Prophylactic Vaccines and HPV in HNSCC

Currently two prophylactic vaccines are commercially available, the bivalent (HPV 16, 18), Cervarix (GSK) and a quadrivalent vaccine (HPV16, 18, 6, 11) Gardasil (MERCK). With a global license, these vaccines have been shown to prevent infections and tumors induced by the vaccine HPV types [47].

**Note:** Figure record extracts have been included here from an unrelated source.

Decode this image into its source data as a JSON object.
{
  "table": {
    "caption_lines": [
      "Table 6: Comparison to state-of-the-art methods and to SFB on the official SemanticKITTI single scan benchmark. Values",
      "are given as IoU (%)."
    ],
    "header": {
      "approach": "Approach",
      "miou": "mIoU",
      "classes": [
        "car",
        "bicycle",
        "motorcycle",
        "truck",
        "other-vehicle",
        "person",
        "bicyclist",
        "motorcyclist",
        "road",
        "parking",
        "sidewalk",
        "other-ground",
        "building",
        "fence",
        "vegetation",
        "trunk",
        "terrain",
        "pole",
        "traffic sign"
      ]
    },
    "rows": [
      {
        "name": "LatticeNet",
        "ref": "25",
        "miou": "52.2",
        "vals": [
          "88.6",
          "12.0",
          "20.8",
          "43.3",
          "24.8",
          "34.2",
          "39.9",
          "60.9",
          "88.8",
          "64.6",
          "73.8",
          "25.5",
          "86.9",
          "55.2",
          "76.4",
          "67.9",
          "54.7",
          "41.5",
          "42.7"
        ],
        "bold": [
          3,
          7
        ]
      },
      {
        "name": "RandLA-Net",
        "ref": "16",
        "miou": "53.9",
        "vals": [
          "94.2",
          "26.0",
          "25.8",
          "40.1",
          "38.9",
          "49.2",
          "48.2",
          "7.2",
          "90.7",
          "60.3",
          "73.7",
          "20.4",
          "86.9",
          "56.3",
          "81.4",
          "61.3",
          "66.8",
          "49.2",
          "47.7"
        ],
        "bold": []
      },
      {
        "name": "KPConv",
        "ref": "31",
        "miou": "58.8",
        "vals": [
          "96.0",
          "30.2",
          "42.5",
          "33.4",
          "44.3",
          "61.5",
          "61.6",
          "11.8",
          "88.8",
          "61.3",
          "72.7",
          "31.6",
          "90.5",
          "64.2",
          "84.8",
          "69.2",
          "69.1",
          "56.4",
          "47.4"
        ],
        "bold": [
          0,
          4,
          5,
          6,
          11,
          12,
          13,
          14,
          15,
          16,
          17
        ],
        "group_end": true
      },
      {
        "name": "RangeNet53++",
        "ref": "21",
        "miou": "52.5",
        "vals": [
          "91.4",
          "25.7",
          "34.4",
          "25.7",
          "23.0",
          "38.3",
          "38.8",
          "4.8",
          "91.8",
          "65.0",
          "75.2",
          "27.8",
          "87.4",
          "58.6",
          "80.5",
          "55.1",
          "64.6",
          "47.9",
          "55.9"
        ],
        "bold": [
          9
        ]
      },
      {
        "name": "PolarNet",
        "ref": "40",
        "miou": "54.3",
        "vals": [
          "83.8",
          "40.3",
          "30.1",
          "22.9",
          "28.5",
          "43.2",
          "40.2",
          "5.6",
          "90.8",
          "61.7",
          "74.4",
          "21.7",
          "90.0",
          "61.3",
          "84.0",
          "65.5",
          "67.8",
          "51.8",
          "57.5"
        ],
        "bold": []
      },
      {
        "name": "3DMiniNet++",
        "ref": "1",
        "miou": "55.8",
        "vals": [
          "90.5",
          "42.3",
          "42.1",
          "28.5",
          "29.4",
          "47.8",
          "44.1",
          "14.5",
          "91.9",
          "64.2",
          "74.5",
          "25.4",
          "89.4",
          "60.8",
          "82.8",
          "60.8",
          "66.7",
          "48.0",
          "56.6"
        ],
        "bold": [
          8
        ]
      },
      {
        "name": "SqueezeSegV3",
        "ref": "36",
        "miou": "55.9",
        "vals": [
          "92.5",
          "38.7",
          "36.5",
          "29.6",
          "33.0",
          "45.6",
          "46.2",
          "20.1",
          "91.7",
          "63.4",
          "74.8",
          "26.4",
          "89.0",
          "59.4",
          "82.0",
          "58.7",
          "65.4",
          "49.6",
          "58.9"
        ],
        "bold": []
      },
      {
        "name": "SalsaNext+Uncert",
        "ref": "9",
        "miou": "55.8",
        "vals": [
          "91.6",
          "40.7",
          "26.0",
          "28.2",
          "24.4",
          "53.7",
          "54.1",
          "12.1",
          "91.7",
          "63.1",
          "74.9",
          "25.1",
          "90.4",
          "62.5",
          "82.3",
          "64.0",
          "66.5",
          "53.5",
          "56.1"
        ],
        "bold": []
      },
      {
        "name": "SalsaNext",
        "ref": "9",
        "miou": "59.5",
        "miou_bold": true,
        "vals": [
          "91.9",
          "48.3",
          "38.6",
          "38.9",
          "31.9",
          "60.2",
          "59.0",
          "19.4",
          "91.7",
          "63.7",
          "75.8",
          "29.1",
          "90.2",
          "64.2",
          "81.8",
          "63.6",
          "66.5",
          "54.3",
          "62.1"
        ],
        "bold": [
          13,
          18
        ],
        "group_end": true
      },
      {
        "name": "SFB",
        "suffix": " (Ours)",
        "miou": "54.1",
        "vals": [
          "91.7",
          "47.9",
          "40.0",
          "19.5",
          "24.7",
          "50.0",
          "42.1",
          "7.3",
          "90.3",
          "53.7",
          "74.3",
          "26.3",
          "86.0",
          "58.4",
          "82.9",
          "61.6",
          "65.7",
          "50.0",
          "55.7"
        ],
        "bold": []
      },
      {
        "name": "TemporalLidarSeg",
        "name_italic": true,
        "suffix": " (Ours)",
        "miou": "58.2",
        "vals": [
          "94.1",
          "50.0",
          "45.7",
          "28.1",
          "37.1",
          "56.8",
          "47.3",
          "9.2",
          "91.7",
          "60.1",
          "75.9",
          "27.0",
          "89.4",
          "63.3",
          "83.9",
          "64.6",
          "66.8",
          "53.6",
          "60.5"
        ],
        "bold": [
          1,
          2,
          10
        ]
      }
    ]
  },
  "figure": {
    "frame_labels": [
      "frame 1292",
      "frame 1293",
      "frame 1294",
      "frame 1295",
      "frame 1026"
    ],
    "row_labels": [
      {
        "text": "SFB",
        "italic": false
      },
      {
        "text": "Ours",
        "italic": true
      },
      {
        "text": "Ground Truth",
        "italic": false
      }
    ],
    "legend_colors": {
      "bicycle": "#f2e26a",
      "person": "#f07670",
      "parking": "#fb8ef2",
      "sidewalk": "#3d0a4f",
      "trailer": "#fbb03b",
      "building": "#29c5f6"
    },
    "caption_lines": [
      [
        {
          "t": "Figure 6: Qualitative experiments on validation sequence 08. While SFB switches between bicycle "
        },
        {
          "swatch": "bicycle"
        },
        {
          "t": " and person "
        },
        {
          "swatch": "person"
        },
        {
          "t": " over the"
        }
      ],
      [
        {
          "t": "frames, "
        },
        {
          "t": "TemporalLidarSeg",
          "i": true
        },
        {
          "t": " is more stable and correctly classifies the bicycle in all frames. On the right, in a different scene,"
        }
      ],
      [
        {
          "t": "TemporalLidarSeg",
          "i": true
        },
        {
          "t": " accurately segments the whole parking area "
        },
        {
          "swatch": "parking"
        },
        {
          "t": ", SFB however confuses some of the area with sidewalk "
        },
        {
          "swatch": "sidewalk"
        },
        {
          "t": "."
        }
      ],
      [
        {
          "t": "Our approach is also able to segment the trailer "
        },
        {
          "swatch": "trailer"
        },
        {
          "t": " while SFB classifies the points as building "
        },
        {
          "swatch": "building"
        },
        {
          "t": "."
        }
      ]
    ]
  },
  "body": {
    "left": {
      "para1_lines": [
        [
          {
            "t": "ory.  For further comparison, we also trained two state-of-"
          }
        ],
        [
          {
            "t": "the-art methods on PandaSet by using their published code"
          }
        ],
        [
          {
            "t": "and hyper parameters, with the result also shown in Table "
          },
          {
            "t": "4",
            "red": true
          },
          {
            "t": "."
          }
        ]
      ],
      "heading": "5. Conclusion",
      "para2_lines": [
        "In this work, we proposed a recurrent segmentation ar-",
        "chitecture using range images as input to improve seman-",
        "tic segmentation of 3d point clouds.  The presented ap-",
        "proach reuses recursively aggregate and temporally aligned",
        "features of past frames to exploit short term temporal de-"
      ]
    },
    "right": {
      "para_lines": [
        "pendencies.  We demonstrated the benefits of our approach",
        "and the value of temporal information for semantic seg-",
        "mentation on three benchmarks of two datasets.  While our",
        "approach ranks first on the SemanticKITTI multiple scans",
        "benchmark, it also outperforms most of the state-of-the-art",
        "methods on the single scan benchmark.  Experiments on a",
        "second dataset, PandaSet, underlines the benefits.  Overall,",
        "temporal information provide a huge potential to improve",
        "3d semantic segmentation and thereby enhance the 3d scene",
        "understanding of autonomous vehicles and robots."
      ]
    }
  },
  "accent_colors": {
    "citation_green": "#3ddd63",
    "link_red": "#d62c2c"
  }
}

There has been no clinical trial to investigate the efficacy of these vaccines in preventing oropharyngeal cancer, but, in theory, they are promising since they have been found to elicit systemic high titers of neutralizing antibodies against HPV-16 and may reduce the burden of HPV infection within the population. If proved, they may contribute a major breakthrough providing the missing link in the chain of evidence that shows HPV is involved in etiology of HNSCC. Therapeutic vaccines are also currently under investigation for HPV-associated carcinomas. DNA vaccines, viral vector vaccines, peptide vaccines, bacterial vector vaccines, and cell-based vaccines are some of those that are actively being studied [48]. Most therapeutic vaccine trials to date have been early phase and have demonstrated safety and feasibility.

Conclusion

HPV positive HNSCCs are a distinct clinical entity compared to the HPV negative counterparts. Epidemiologic evidence suggests that the incidence of HPV-associated oropharyngeal cancers has been on the rise over the past four decades. HPV-associated HNSCC tends to affect younger patients who have had less exposure to tobacco and alcohol use, but who may have had more marijuana exposure and/or higher numbers of sexual partners. They affect a patient population with defined risk factors, have a genetic expression pattern more similar to cervical squamous cell carcinoma than non-HPV-associated HNSCC and may warrant divergent clinical management compared with HNSCC associated with traditional risk factors. The natural history of HPV-infection in HNSCCs is not yet fully understood. HPV status is an independent prognostic factor for treatment response as well as progression-free and overall survival. There is a therefore an urgent need for a better understanding of the tumor biology and for identification of additional clinically useful biomarkers to combine with HPV-status for appropriate risk stratification in future clinical trials. Clinical testing for HPV status within tumors should be routinely performed since HPV status provides prognostic information as well as identifies patients who may be eligible for clinical trials aimed at developing tailored therapies for this patient population. Clinical studies such as de-escalation of chemo radiation treatment, HPV vaccine therapies, and other targeted approaches are being evaluated in this patient population. HPV tumor status may provide more than just prognostic information; it may be used to personalize treatment plans for each individual HNSCC patient in the near future.